Quadratic equations can be solved using various methods, such as:

• Factoring: Expressing the quadratic as a product of two binomials.
• Completing the square: Rearranging the equation to form a perfect square trinomial.
• Quadratic formula: Using the formula \(x = \frac{-b \pm \sqrt{b^2 - 4ac}}{2a}\) to find the solutions.
• Graphing: Finding the points where the parabola intersects the x-axis.

In rational functions, finding the zeroes of the denominator involves solving the quadratic equation to determine any restrictions on the domain.

Factoring quadratics is a process of breaking down a quadratic equation into products of linear factors. This is a useful technique to find the zeroes of a quadratic polynomial and is often the first step in solving quadratic equations. Let's explore how this works using \(2x^2 - x - 3 = 0\) from the exercise.

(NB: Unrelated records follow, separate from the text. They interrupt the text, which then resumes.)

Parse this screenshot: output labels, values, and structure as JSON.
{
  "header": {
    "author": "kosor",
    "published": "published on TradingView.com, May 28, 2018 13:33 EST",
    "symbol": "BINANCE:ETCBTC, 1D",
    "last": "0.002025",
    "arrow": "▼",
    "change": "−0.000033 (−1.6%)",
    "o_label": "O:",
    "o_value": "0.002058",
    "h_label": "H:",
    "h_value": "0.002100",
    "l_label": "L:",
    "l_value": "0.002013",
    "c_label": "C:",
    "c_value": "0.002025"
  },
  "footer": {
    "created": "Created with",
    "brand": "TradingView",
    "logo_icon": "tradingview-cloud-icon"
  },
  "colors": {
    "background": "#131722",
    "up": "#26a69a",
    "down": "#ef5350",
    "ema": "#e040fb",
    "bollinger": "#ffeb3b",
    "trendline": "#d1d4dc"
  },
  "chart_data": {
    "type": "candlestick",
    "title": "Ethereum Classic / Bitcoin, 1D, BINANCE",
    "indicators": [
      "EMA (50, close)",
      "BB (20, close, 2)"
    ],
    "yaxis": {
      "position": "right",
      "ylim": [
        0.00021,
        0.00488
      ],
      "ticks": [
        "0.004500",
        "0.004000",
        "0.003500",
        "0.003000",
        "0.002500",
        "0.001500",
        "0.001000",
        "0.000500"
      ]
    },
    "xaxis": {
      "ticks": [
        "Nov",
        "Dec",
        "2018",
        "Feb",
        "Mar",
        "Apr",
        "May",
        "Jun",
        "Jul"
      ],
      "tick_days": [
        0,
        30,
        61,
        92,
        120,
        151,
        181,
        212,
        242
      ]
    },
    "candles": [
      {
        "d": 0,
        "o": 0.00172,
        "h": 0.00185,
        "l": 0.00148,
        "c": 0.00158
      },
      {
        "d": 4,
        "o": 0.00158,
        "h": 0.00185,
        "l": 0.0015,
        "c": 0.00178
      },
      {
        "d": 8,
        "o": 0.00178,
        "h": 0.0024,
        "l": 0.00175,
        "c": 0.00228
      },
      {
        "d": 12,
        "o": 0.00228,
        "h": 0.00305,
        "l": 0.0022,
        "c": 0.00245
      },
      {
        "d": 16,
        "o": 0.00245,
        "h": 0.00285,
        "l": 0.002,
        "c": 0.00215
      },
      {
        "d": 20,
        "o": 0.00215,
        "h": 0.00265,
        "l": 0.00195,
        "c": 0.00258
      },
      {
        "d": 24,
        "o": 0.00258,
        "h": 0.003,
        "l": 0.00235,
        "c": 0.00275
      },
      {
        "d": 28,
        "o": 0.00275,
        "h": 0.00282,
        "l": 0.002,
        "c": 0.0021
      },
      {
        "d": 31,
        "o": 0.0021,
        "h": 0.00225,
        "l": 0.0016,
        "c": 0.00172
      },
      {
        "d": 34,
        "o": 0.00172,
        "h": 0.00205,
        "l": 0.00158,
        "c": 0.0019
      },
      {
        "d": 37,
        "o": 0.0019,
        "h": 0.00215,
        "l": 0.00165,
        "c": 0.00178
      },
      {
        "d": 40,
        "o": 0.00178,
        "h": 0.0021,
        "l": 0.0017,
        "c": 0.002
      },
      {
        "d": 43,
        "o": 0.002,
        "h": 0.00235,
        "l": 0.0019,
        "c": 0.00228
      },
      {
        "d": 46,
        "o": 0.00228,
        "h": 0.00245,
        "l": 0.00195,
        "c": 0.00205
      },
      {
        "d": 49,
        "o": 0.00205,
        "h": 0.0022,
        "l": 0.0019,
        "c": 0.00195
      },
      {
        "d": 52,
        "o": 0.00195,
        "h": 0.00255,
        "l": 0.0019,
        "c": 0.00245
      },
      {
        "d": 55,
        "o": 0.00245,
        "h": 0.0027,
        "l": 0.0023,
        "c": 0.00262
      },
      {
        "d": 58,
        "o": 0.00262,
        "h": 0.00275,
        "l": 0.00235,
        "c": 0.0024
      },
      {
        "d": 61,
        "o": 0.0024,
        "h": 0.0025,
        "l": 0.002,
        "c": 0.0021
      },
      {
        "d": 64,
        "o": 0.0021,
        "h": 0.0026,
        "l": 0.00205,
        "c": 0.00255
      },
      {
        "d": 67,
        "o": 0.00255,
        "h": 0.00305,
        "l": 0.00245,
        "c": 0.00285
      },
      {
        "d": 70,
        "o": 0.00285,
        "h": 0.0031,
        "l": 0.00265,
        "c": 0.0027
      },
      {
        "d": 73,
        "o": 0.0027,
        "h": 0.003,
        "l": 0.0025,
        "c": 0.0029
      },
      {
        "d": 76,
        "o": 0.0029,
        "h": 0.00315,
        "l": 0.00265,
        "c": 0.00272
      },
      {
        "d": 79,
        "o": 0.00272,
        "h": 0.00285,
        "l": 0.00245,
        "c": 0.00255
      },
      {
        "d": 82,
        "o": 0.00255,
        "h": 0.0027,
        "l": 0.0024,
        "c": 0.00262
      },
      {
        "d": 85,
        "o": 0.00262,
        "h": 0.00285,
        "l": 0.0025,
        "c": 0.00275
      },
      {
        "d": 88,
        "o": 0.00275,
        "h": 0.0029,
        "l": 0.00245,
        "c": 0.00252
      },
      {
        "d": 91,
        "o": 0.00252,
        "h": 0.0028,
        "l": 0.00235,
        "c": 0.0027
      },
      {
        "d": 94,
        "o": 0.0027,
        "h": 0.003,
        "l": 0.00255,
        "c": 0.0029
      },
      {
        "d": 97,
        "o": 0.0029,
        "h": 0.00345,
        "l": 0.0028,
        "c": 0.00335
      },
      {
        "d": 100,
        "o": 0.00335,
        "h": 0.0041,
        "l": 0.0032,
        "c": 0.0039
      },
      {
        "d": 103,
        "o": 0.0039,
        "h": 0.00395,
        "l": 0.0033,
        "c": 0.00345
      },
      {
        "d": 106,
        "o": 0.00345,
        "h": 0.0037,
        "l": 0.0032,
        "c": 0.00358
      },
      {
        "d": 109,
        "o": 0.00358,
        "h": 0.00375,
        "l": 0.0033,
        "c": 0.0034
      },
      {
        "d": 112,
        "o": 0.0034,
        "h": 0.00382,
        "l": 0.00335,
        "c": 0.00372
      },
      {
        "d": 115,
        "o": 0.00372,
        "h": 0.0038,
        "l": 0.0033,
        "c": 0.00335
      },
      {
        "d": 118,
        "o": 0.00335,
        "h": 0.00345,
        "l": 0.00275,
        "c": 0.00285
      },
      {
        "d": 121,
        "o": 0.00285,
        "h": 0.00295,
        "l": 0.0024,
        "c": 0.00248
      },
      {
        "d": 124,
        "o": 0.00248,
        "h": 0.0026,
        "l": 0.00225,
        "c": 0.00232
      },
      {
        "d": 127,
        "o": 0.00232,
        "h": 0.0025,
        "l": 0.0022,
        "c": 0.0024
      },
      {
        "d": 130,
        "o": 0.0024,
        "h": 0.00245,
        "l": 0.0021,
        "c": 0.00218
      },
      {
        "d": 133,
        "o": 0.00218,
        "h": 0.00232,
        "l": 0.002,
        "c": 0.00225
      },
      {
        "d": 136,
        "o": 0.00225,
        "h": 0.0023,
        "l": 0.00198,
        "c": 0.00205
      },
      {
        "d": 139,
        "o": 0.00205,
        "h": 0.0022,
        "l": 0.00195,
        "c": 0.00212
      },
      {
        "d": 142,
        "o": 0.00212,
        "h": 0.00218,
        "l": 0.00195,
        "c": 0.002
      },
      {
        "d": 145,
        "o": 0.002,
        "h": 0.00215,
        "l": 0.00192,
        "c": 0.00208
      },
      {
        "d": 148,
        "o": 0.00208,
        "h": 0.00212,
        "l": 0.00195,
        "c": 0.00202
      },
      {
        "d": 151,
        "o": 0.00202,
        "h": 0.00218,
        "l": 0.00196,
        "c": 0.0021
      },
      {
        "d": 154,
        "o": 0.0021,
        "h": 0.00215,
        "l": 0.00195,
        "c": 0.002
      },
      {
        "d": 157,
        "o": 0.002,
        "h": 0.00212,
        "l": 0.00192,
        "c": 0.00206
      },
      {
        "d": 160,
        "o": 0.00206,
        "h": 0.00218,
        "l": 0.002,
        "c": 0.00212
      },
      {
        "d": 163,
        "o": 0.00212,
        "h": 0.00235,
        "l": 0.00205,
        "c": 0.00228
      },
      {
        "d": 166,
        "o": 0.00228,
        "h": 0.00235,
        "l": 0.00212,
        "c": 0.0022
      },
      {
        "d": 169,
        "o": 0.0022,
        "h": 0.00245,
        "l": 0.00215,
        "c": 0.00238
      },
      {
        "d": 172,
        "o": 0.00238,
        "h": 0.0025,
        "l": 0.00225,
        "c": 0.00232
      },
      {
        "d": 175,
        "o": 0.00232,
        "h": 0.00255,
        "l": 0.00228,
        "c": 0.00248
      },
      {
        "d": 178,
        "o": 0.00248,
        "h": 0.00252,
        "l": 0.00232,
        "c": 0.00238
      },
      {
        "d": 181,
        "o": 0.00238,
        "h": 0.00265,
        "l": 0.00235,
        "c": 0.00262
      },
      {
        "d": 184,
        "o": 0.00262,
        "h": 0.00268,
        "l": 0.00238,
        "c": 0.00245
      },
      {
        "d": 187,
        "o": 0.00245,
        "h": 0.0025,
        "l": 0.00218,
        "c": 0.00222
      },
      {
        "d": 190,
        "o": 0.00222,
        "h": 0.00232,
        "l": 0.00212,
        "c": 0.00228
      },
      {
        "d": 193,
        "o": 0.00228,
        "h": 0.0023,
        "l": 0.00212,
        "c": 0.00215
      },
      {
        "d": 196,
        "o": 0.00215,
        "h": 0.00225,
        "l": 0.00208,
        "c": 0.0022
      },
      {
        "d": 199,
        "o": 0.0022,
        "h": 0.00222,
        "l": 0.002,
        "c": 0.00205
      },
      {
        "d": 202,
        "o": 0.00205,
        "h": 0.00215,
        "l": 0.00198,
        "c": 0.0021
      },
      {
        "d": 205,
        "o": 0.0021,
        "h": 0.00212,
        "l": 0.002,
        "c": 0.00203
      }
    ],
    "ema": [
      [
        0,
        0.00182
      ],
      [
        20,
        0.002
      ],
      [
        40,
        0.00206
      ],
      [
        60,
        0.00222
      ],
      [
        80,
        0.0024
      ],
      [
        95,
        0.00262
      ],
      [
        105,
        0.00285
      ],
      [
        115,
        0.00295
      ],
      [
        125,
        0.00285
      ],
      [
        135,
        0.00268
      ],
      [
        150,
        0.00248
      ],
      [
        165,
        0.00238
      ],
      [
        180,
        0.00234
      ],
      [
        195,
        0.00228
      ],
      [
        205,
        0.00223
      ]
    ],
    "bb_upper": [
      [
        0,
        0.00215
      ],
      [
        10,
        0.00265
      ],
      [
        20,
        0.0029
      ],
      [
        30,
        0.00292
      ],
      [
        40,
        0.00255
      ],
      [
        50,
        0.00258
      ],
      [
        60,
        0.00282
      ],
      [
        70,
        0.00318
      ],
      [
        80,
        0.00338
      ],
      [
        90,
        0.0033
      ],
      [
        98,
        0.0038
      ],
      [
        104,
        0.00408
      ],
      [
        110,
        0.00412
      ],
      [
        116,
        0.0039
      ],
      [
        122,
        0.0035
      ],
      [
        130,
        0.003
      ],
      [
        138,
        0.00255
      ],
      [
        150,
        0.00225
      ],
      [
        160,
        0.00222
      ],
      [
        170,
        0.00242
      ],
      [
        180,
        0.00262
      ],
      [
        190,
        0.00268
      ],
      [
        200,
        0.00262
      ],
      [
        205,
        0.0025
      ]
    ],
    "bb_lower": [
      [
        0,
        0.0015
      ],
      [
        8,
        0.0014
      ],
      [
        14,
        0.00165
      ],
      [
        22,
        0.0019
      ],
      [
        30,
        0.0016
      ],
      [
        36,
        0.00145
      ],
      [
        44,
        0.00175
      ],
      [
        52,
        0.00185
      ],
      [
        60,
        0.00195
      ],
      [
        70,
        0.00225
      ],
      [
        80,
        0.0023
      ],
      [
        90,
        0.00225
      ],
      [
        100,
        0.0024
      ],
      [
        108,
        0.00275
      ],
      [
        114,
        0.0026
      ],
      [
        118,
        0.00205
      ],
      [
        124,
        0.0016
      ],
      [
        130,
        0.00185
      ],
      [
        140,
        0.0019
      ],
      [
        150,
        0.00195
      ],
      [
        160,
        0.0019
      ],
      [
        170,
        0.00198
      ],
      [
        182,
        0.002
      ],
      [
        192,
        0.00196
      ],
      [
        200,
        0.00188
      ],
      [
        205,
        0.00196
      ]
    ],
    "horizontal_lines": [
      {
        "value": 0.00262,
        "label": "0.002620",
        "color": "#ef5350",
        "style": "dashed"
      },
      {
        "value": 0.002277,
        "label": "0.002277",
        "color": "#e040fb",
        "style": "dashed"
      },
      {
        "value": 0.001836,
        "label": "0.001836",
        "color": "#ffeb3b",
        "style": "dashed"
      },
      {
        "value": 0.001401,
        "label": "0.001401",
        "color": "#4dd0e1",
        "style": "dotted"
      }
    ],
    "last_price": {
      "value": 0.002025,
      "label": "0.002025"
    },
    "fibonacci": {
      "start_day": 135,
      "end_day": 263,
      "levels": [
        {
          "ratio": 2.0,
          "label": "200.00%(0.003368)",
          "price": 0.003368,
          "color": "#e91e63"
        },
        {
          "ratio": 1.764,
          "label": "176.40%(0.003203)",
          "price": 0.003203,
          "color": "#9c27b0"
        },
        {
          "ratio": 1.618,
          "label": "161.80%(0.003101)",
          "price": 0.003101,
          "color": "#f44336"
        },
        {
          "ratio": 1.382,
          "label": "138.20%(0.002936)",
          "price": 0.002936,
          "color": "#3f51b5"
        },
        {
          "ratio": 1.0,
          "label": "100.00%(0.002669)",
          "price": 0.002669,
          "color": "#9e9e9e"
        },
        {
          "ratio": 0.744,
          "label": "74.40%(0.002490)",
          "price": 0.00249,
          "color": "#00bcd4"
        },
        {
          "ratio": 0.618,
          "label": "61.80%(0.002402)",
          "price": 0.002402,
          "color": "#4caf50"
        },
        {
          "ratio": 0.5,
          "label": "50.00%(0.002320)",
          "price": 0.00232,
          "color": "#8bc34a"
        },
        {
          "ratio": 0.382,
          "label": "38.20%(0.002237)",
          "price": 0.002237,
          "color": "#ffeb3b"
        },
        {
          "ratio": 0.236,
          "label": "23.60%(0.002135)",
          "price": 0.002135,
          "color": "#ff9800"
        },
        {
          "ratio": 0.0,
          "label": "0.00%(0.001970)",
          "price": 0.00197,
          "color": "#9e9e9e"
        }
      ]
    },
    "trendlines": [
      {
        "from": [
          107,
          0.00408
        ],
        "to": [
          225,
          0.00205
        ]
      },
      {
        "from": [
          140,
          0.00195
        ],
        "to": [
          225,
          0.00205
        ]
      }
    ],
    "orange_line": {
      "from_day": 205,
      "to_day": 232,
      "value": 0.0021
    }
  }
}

The polynomial \(2x^2 - x - 3\) is factored as \((2x + 1)(x - 3) = 0\). This means that the original quadratic can be expressed as the product of the two binomials \(2x + 1\) and \(x - 3\). To factor a quadratic:

• Identify two numbers that multiply to give the product of \(a\) and \(c\) (the first and last coefficients), and sum to \(b\) (the middle coefficient).
• Use these numbers to decompose the middle term, rewriting the quadratic and then factor by grouping.
• Alternatively, recognize patterns or use trial and error to quickly factor it if it is straightforward like in the exercise.

After factoring, set each factor equal to zero to solve, determining the roots of the equation, which help in identifying restrictions for rational functions.